El foro nacional ‘Palabra Mayor en el Corazón del Mundo: 500 años de Re-existencia’ consolidó a la Universidad del Magdalena como escenario de encuentro intercultural, donde la academia y los pueblos indígenas dialogan para construir nuevos sentidos de memoria, territorio y transformación social.
La conmemoración de los 500 años de Santa Marta se convirtió en un punto de inflexión para replantear la relación entre la academia y los pueblos ancestrales, a partir de una conversación profunda, crítica y necesaria sobre la historia, el presente y el futuro del territorio.
En este contexto, la Universidad del Magdalena abrió sus puertas para propiciar un diálogo que trasciende lo académico y se instala en la construcción colectiva de país desde la diversidad cultural.

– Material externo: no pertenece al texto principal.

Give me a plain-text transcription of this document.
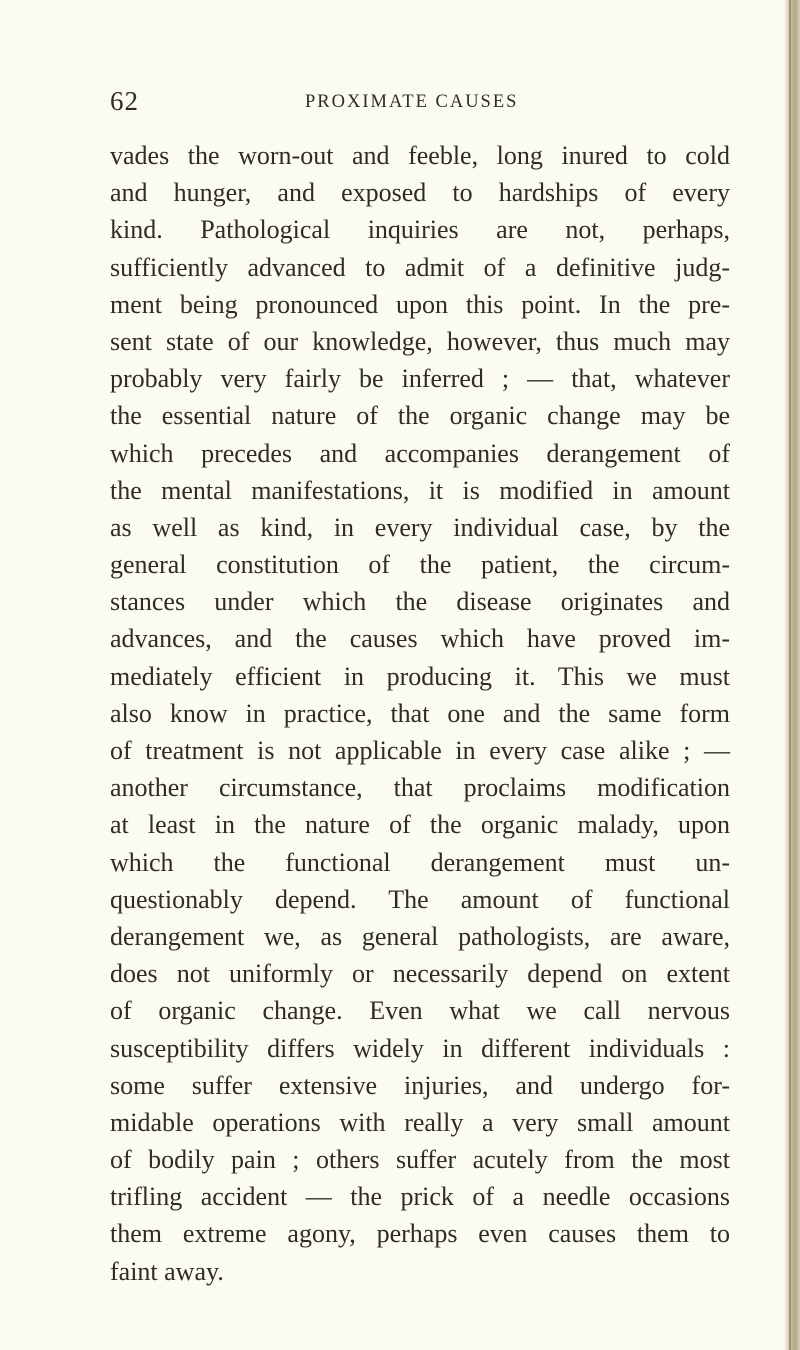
62	PROXIMATE CAUSES
vades the worn-out and feeble, long inured to cold
and hunger, and exposed to hardships of every
kind. Pathological inquiries are not, perhaps,
sufficiently advanced to admit of a definitive judg-
ment being pronounced upon this point. In the pre-
sent state of our knowledge, however, thus much may
probably very fairly be inferred ; — that, whatever
the essential nature of the organic change may be
which precedes and accompanies derangement of
the mental manifestations, it is modified in amount
as well as kind, in every individual case, by the
general constitution of the patient, the circum-
stances under which the disease originates and
advances, and the causes which have proved im-
mediately efficient in producing it. This we must
also know in practice, that one and the same form
of treatment is not applicable in every case alike ; —
another circumstance, that proclaims modification
at least in the nature of the organic malady, upon
which the functional derangement must un-
questionably depend. The amount of functional
derangement we, as general pathologists, are aware,
does not uniformly or necessarily depend on extent
of organic change. Even what we call nervous
susceptibility differs widely in different individuals :
some suffer extensive injuries, and undergo for-
midable operations with really a very small amount
of bodily pain ; others suffer acutely from the most
trifling accident — the prick of a needle occasions
them extreme agony, perhaps even causes them to
faint away.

En alianza con el Ministerio de las Culturas, las Artes y los Saberes, la Universidad del Magdalena llevó a cabo el foro nacional ‘Palabra Mayor en el Corazón del Mundo: 500 años de Re-existencia’, un encuentro intercultural que reunió a representantes de los siete pueblos indígenas de la Sierra Nevada de Santa Marta y de distintas regiones del país, reafirmando su compromiso con una educación que reconoce y dignifica los saberes ancestrales.
Este espacio, organizado por el Centro de Interculturalidad, Territorio y Sostenibilidad, se desarrolló como una apuesta estratégica de esta Casa de Estudios Superiores, alineada con el Plan de Desarrollo Universitario liderado por el rector Pablo Vera Salazar que promueve una universidad abierta al territorio, al diálogo intercultural y a la transformación social desde la inclusión.
Una mirada crítica a la academia y la herencia colonial
Durante el evento el rector Pablo Vera Salazar invitó a una reflexión profunda sobre el papel histórico de las universidades frente a los pueblos ancestrales, llamando a reconocer de manera real y efectiva su lugar en la construcción del conocimiento.
“Estos 500 años deberían ser el momento para reconocer y dar el lugar que se merecen nuestros pueblos ancestrales. Eliminar de una vez cierta soberbia académica, intelectual y herencia colonial que tiene la universidad. No sólo la del Magdalena, sino en general la universidad latinoamericana”, expresó el Máximo Directivo.
En coherencia con esta visión, la Universidad del Magdalena ha impulsado escenarios concretos de reconocimiento intercultural, como la construcción del aula intercultural y sostenible Kankurwa, edificada por los ingenieros ancestrales de Kantasama, convirtiéndose en el primer espacio sagrado cimentado fuera del territorio ancestral, en la ciudad de Santa Marta.